Глава 4
Библиотека не шумела — она шептала. Шепот был в шелесте страниц под стеклом, в мягком свете, который стекал с потолка, как молоко, и в редких щелчках механизмов, прячущихся в стенах — будто старинные часы внутри огромного организма.
Элла шла так, словно пол принадлежал ей: упругая походка, плечи расправлены, подбородок чуть вздёрнут. Чёрные джинсы сидели на ней как влитые, поверх — короткий пиджак с узкой линией талии, под ним — простая белая футболка. На запястье — часовой браслет с матовым экраном, на котором в такт сердцу пульсировали две тонкие голубые полоски. Волосы — собраны высоко, и от этого лицо казалось ещё резче: сильные скулы, живые тёмные глаза.
Артём поначалу пытался идти «незаметно учёным», но через три шага сдался. Его палец каждый раз тянуло провести по золотой тиснёной надписи, по швам стекла, по медным винтам в основании витрин. Белая рубашка — безупречно выглаженная, ворот небрежно распахнут, под пиджаком — тонкий жилет графитового цвета, брюки стройнели его фигуру. Он выглядел так, будто его только что сняли со страницы дорогого журнала — и тут же уронили на пол кожаную папку.
Папка хлопнулась: внутри звякнули металлические закладки. Элла ухмыльнулась краешком губ:
— Подними и сделай вид, что так и было задумано.— Научная легенда: «гравитация существует». Подтверждаю, — проворчал он, поднимая.

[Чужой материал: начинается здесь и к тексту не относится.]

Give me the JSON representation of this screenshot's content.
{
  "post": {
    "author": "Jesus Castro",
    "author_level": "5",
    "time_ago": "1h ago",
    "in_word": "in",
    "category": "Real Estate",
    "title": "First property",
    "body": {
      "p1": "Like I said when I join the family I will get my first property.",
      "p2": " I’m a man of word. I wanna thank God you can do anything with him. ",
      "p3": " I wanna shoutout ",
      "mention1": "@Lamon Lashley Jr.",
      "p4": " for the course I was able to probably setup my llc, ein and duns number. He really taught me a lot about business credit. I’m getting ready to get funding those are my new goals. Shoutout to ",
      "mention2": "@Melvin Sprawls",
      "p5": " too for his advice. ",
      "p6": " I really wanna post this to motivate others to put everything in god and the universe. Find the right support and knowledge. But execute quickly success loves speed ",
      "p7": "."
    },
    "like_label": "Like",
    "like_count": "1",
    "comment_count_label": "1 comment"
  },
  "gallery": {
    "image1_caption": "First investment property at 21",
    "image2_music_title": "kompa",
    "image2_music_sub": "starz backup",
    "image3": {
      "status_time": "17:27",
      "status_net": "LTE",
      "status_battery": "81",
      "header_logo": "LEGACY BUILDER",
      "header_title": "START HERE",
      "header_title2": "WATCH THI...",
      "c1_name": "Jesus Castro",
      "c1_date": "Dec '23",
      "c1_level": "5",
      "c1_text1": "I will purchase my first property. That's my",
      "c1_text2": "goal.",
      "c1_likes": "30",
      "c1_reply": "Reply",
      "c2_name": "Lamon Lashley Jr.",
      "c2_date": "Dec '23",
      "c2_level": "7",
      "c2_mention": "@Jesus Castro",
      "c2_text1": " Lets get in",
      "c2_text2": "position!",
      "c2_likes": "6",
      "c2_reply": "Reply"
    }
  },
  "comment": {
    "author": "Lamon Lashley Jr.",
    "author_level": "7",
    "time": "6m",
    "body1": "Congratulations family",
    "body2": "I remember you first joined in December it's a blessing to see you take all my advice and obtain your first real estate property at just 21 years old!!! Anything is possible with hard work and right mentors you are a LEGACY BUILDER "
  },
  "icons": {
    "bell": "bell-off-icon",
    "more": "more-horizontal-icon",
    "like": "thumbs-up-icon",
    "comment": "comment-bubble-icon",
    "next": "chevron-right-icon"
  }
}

Пальцы чуть дрожали — не от стыда, от восторга.
Они перешли через атриум. Под прозрачным куполом висела сферическая карта — не земная, не небесная. На неведомых меридианах играли мягкие огни. На ближайшей колонне проступила строка, будто начертанная светом:
Доступ подтверждён. Пара назначена.
— Нравится мне формулировка, — сказала Элла тихо. — Пара. Не «команда», не «единица».
— Вечное выныривание терминов из риторики брачных контрактов, — фыркнул Артём. — Мы здесь работать будем.
— Работать — да. Но дышать — вместе. Иначе Библиотека не пустит, — ответила она неожиданно серьёзно.
Их ждала Матрона — та самая, с серебристыми волосами. Вблизи её глаза отражали свет не зеркально, а как вода: тепло и глубина. На её мантии в тонком канителевом шве читалось — Custos.
— Вижу, вы не поссорились на входе. Хорошая примета, — сказала она. — Идите. Обряд допуска — это не торжество, а проверка.
Дверь распахнулась сама. Зал оказался небольшим и пустым, только на тумбе — резной ящичек с крышкой, в потолок мягко вмонтированы кольца света. На стене — длинное зеркало в узкой чёрной раме.
— Здесь вы оставляете лишнее, — сказала Матрона. — Претензии, привычку командовать, страх. Берёте — любопытство, дисциплину и чувство времени.
Элла тихо хмыкнула.
— Лишнее я на ринге оставила.— А я — в диссертации, — подхватил Артём.
Матрона усмехнулась взглядом.
— Хорошо. Тест — синхронизация. Встали напротив. Смотрите друг другу в глаза. Дышите. На третий вдох коснитесь тумбы. Если Библиотека сочтёт вас совместимыми, даст ключ.Они встали. Два дыхания — чужие и близкие, третий — общий. Ладони коснулись дерева — и крышка сама щёлкнула. Внутри лежал круглый металлический жетон, тёмный, будто сделанный из ночи. На нём — лилии. Fleur-de-lis.
— Франция, — сказал Артём. Голос стал ниже. — XVIII век.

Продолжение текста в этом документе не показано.